No. Looks more like somewhere between brutalism and 70's modernism.


----------



## desertpunk (Oct 12, 2009)

Elements of Streamline Moderne at the corners. Streamline Moderne really grew out of the mid 1930s and went well into the 1950s, even the early 1960s. Some early examples incorporate Art Deco elements but later examples are much more spare and abstract (Morris Lapidus notwithstanding ).


----------



## Jan (Jul 24, 2002)

Looks like something from the 50's. Where I am from it looks like what we call _reconstruction_. Notice how everyone just helped themselves placing new window frames.


----------



## Taller Better (Aug 27, 2005)

roshdyhu, please include a photo credit when you post images. If you have taken the picture yourself, let us know! Thanks.

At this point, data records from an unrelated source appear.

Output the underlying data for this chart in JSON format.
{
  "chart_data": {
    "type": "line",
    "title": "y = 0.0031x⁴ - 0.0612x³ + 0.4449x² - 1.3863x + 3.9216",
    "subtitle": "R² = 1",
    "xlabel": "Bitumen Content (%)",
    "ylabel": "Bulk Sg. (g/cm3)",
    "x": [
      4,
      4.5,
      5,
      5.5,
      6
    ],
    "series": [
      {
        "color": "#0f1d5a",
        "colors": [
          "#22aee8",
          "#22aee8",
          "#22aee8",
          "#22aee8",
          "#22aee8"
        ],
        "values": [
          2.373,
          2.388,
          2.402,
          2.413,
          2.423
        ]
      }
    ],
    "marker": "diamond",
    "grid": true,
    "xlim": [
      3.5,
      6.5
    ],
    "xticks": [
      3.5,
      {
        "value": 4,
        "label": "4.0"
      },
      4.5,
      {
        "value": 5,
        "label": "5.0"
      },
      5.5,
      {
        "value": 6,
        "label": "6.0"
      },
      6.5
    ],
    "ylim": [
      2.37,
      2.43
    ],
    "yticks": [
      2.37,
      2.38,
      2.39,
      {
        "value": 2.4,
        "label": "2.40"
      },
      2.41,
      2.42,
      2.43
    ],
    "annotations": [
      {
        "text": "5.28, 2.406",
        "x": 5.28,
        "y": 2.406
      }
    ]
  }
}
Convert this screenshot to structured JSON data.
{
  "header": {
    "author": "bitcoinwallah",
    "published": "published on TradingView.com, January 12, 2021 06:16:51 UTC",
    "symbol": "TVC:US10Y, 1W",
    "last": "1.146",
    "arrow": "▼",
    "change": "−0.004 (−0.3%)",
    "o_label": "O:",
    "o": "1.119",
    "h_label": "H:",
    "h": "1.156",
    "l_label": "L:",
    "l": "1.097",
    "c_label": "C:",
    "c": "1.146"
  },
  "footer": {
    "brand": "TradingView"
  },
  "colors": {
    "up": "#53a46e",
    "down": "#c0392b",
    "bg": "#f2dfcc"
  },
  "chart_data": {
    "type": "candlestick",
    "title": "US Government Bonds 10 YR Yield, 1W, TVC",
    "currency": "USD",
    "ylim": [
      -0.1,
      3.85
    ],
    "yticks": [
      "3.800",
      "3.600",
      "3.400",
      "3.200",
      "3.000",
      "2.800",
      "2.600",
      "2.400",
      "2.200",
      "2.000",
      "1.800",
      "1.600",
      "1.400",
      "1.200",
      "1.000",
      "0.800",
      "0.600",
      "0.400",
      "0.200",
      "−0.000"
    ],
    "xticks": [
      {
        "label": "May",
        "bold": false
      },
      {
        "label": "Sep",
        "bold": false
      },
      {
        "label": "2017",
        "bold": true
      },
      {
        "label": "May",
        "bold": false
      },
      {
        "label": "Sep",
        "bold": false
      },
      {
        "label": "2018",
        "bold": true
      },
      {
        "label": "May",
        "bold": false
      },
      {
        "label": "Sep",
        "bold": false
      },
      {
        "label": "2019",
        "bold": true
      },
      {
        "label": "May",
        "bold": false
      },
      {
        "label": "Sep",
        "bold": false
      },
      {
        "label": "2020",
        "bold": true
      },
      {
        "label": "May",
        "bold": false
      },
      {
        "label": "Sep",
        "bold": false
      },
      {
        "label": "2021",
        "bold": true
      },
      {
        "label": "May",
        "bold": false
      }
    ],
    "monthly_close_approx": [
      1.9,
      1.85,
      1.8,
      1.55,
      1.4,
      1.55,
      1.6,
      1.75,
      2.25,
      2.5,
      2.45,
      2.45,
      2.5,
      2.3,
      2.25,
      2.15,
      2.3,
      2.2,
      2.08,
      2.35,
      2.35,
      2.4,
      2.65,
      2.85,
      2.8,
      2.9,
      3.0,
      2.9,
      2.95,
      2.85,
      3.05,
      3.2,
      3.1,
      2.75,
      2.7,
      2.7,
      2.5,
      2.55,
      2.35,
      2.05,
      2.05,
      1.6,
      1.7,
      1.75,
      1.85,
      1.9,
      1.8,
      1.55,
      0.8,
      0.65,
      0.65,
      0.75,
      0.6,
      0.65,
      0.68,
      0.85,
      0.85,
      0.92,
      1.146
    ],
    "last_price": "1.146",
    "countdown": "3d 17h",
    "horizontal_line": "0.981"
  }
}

I'd agree with Jan; it looks '50's to me too with that prominent cornice, the curved moulding details at the bottom of the photo, and the repetition of strong rectangular pattern.


----------



## Phobos (Sep 14, 2003)

It's a transition from Art Déco to Modernism.The symmetry and the top shows a trend stuck to the past more than to Modern Architecture.


----------



## allricjohnson1 (Sep 27, 2012)

Owhh...looking very huge building. i think people should have a look at it. I will surely visit that building. Thank you.


----------



## roshdyhu (Sep 22, 2012)

Taller said:


> roshdyhu, please include a photo credit when you post images. If you have taken the picture yourself, let us know! Thanks.
> 
> I'd agree with Jan; it looks '50's to me too with that prominent cornice, the curved moulding details at the bottom of the photo, and the repetition of strong rectangular pattern.


I took the photo myself with my iPhone while driving past it the other day.


----------



## The seventh shape (Jan 11, 2010)

How about this, I've wondered whether this is art deco or has art deco influence. Baiyoke 2, Bangkok:

Hosted on flickr


----------



## ThatOneGuy (Jan 13, 2012)

^^It's a shame to call that ugly thing art-deco. I would just refer to buildings like those as 'postmodernist' and exclude 'art deco' from their titles altogether.


----------